Not all the decisions managers have to make are about risk,meaning decisions that might cause a serious loss, but might also cause a considerable gain. Actually those risky decisions are very infrequent. While I’m still claiming that the vast majority of the organizations force the managers to be ultra-conservative, the losses from those decisions are small relative to the huge loss from wrong policies dealing with “common and expected uncertainty.”
Take CCPM (TOC Project Management Solution) and ask yourself how come that planning a clear project buffer is such a dramatic new insight? How come people insist that there is clear time duration for a task?
Eli Goldratt said that organization force certainty on uncertain situations.
The paradox is that by forcing certainty management increases the negative impact of uncertainty. We see projects that take too long and shop floors that process too much inventory. Many organizations suffer from hazards because of lack of manpower, relatively cheap resource.
The common cause is the concern of every human manager of being blamed of creating “waste”.
The prime example I like pointing to is the use, actually misuse, of sales forecasts. We know from Probability Theory, or Statistics, that the minimum description of an uncertain variable contains two numbers, usually the average and the standard deviation. However, the vast majority of the forecast reports, used for various decisions, include only ONE number.

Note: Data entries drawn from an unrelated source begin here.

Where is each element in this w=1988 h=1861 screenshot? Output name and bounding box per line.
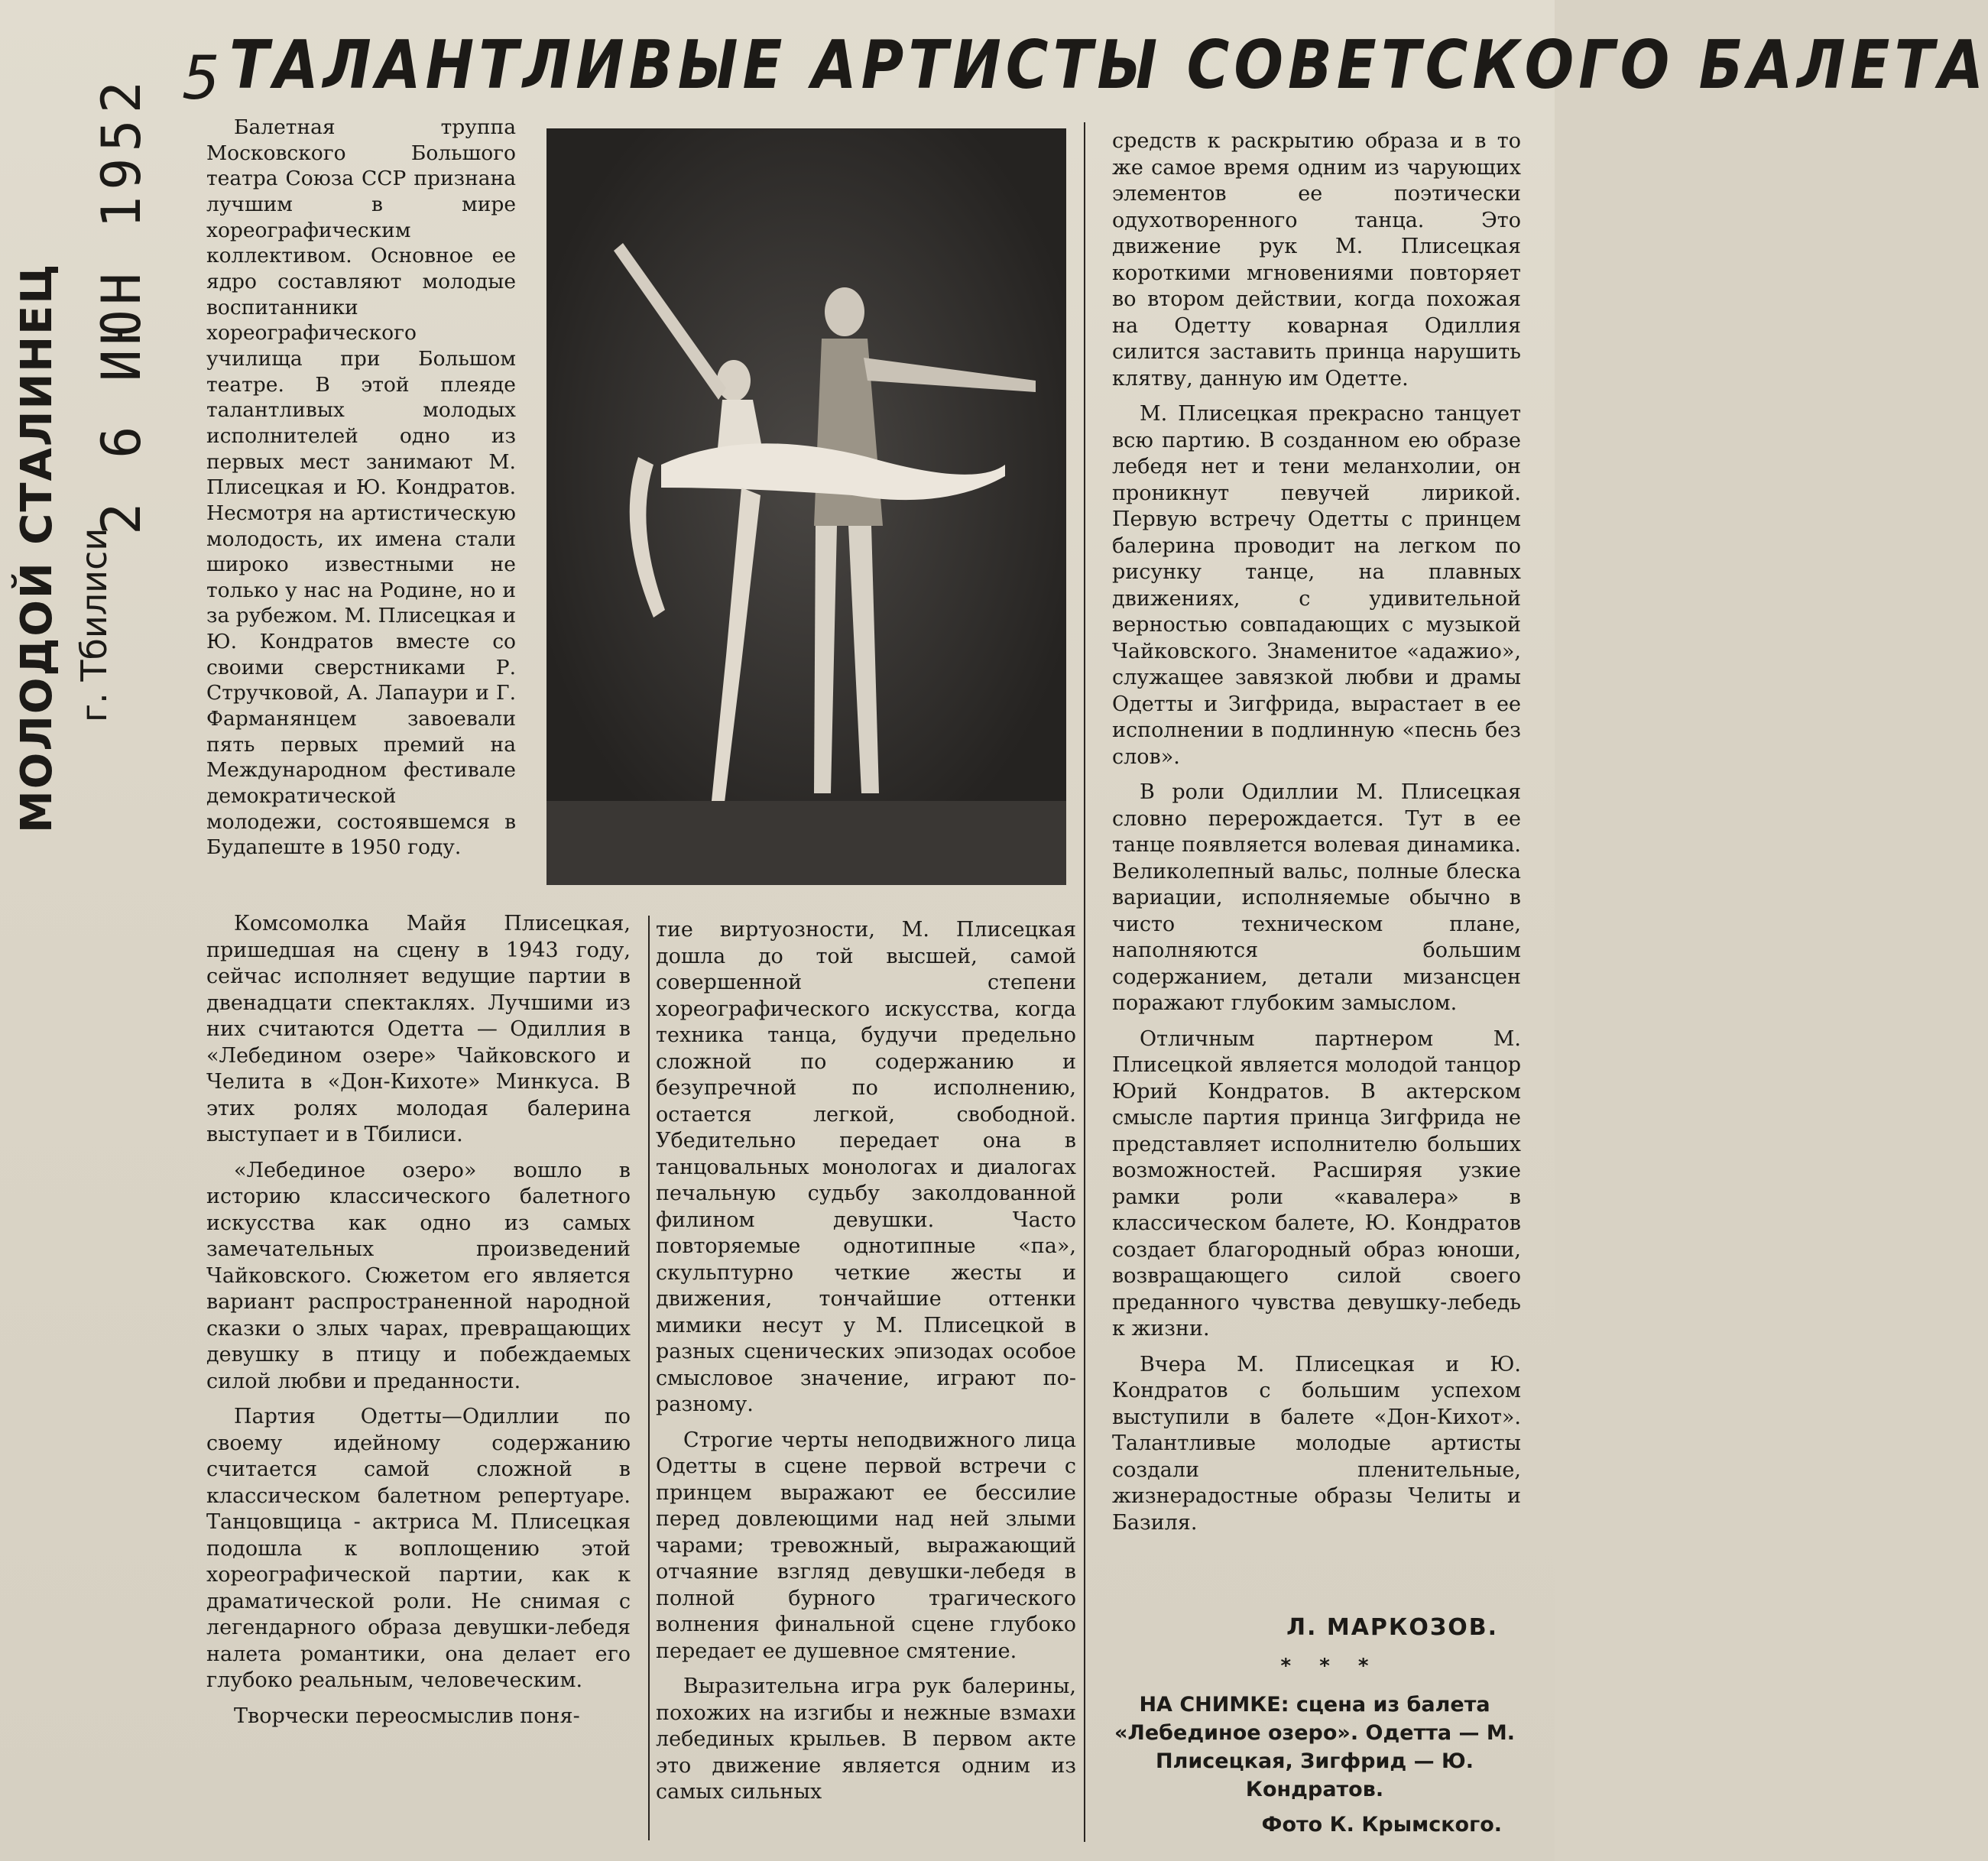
separator: * * * bbox=[1280, 1655, 1380, 1678]
paragraph: Партия Одетты—Одиллии по своему идейному содержанию считается самой сложной в классическом балетном репертуаре. Танцовщица - актриса М. Плисецкая подошла к воплощению этой хореографической партии, как к драматической роли. Не снимая с легендарного образа девушки-лебедя налета романтики, она делает его глубоко реальным, человеческим. bbox=[206, 1405, 631, 1692]
article-column-1-top bbox=[206, 115, 516, 870]
page-number: 5 bbox=[182, 44, 220, 113]
paragraph: Творчески переосмыслив поня- bbox=[234, 1704, 580, 1728]
article-column-1-bottom bbox=[206, 911, 631, 1739]
photo-credit: Фото К. Крымского. bbox=[1261, 1813, 1502, 1837]
column-rule bbox=[1084, 122, 1085, 1842]
paragraph: В роли Одиллии М. Плисецкая словно перерождается. Тут в ее танце появляется волевая динамика. Великолепный вальс, полные блеска вариации, исполняемые обычно в чисто техническом плане, наполняются большим содержанием, детали мизансцен поражают глубоким замыслом. bbox=[1112, 780, 1521, 1015]
author-signature: Л. МАРКОЗОВ. bbox=[1286, 1614, 1498, 1641]
ballet-photo bbox=[546, 128, 1066, 885]
paragraph: Балетная труппа Московского Большого театра Союза ССР признана лучшим в мире хореографическим коллективом. Основное ее ядро составляют молодые воспитанники хореографического училища при Большом театре. В этой плеяде талантливых молодых исполнителей одно из первых мест занимают М. Плисецкая и Ю. Кондратов. Несмотря на артистическую молодость, их имена стали широко известными не только у нас на Родине, но и за рубежом. М. Плисецкая и Ю. Кондратов вместе со своими сверстниками Р. Стручковой, А. Лапаури и Г. Фарманянцем завоевали пять первых премий на Международном фестивале демократической молодежи, состоявшемся в Будапеште в 1950 году. bbox=[206, 115, 516, 860]
ballet-dancers-image bbox=[546, 128, 1066, 885]
paragraph: «Лебединое озеро» вошло в историю классического балетного искусства как одно из самых замечательных произведений Чайковского. Сюжетом его является вариант распространенной народной сказки о злых чарах, превращающих девушку в птицу и побеждаемых силой любви и преданности. bbox=[206, 1158, 631, 1393]
date-stamp: 2 6 ИЮН 1952 bbox=[90, 75, 153, 535]
column-rule bbox=[648, 916, 650, 1840]
paragraph: Комсомолка Майя Плисецкая, пришедшая на сцену в 1943 году, сейчас исполняет ведущие партии в двенадцати спектаклях. Лучшими из них считаются Одетта — Одиллия в «Лебедином озере» Чайковского и Челита в «Дон-Кихоте» Минкуса. В этих ролях молодая балерина выступает и в Тбилиси. bbox=[206, 912, 631, 1146]
newspaper-masthead: МОЛОДОЙ СТАЛИНЕЦ bbox=[12, 262, 62, 833]
paragraph: Строгие черты неподвижного лица Одетты в сцене первой встречи с принцем выражают ее бессилие перед довлеющими над ней злыми чарами; тревожный, выражающий отчаяние взгляд девушки-лебедя в полной бурного трагического волнения финальной сцене глубоко передает ее душевное смятение. bbox=[656, 1428, 1076, 1663]
article-column-3 bbox=[1112, 128, 1521, 1545]
paragraph: Отличным партнером М. Плисецкой является молодой танцор Юрий Кондратов. В актерском смысле партия принца Зигфрида не представляет исполнителю больших возможностей. Расширяя узкие рамки роли «кавалера» в классическом балете, Ю. Кондратов создает благородный образ юноши, возвращающего силой своего преданного чувства девушку-лебедь к жизни. bbox=[1112, 1026, 1521, 1341]
paragraph: Выразительна игра рук балерины, похожих на изгибы и нежные взмахи лебединых крыльев. В первом акте это движение является одним из самых сильных bbox=[656, 1675, 1076, 1804]
headline: ТАЛАНТЛИВЫЕ АРТИСТЫ СОВЕТСКОГО БАЛЕТА bbox=[229, 25, 1988, 104]
paragraph: Вчера М. Плисецкая и Ю. Кондратов с большим успехом выступили в балете «Дон-Кихот». Талантливые молодые артисты создали пленительные, жизнерадостные образы Челиты и Базиля. bbox=[1112, 1352, 1521, 1535]
paragraph: средств к раскрытию образа и в то же самое время одним из чарующих элементов ее поэтически одухотворенного танца. Это движение рук М. Плисецкая короткими мгновениями повторяет во втором действии, когда похожая на Одетту коварная Одиллия силится заставить принца нарушить клятву, данную им Одетте. bbox=[1112, 129, 1521, 391]
paragraph: тие виртуозности, М. Плисецкая дошла до той высшей, самой совершенной степени хореографического искусства, когда техника танца, будучи предельно сложной по содержанию и безупречной по исполнению, остается легкой, свободной. Убедительно передает она в танцовальных монологах и диалогах печальную судьбу заколдованной филином девушки. Часто повторяемые однотипные «па», скульптурно четкие жесты и движения, тончайшие оттенки мимики несут у М. Плисецкой в разных сценических эпизодах особое смысловое значение, играют по-разному. bbox=[656, 918, 1076, 1416]
article-column-2 bbox=[656, 917, 1076, 1815]
paragraph: М. Плисецкая прекрасно танцует всю партию. В созданном ею образе лебедя нет и тени меланхолии, он проникнут певучей лирикой. Первую встречу Одетты с принцем балерина проводит на легком по рисунку танце, на плавных движениях, с удивительной верностью совпадающих с музыкой Чайковского. Знаменитое «адажио», служащее завязкой любви и драмы Одетты и Зигфрида, вырастает в ее исполнении в подлинную «песнь без слов». bbox=[1112, 402, 1521, 769]
city-label: г. Тбилиси bbox=[73, 527, 115, 722]
photo-caption: НА СНИМКЕ: сцена из балета «Лебединое озеро». Одетта — М. Плисецкая, Зигфрид — Ю. Кондратов. bbox=[1114, 1693, 1516, 1801]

What is the value of one central measure for a forecast when nothing describes the spread around that measure? If next month sales of Product134 are forecasted to be 10,000 what is the likelihood that the actual sales would be 4,776, 8,244, 13,004 or even 18,559?
Suppose that the magic number of 10,000 comes from assessment of salespeople, is it clear that it represents an estimated average (expected value in the mathematical language)? Isn’t it possible that salespeople, who do not have any magic power to see the future, state a number they are comfortable with? If they are measured by meeting sales objectives, that are set according to the forecast, then they would reduce their estimation. But, if they need Operations to provide availability they would inflate the forecast.
I think that there is no way to manage an organization without forecasting!
I also think that Dynamic-Buffer-Management is actually a forecast looking at the combination of sales and inventory and predicts whether the stock buffer is about right.
However, treating a forecast as one number is a gross mistake. The reliance on one number allows top management to judge their sales and operations people, however that judgment is flawed and the sales and operations managers have to protect themselves from the ignorance of top management.
The overall impact of mishandling the common and expected uncertainty is HUGE. Management don’t recognize the need for protective capacity and thus look for high “efficiency”, causing people to pretend being very busy, which means they constantly look for “something to do”, regardless whether it creates valueor not.
However, protective capacity is truly required in order to maintain enough flexibility to deal with Murphy, as well as with temporary peaks of demand. TOC buffers help a lot to stabilize the flow and by that improve the overall performance, but they do not cover all the areas where people are using their own hidden buffers, causing huge damage: The hiring process is basically flawed with ridiculous requirements of 100% technical fit instead of requiring learning capabilities; Budgeting processes are flawed carrying no appropriate reserves; Even the need for maintaining presence in several different market segments is not fully recognized in many organizations.
Is it possible to learn how to deal with uncertainty, particularly the common and expected uncertainty? The vast majority of the managers have been in a basic course on Statistics, but it does not lead them to handle uncertainty that: does not have clear probabilities, is definitely different than the Gaussian (Normal distribution function), and the samples of similar occurrences in the near past are very small.
The real obstacle for improving the policies, making them a better match to the inherent uncertainty, is getting rid of the utopia of “optimal decisions” replacing it by “good enough” and stop measuring people by numbers which are exposed to both uncertainty and dependencies.
Is that doable? For me that is what TOC is all about.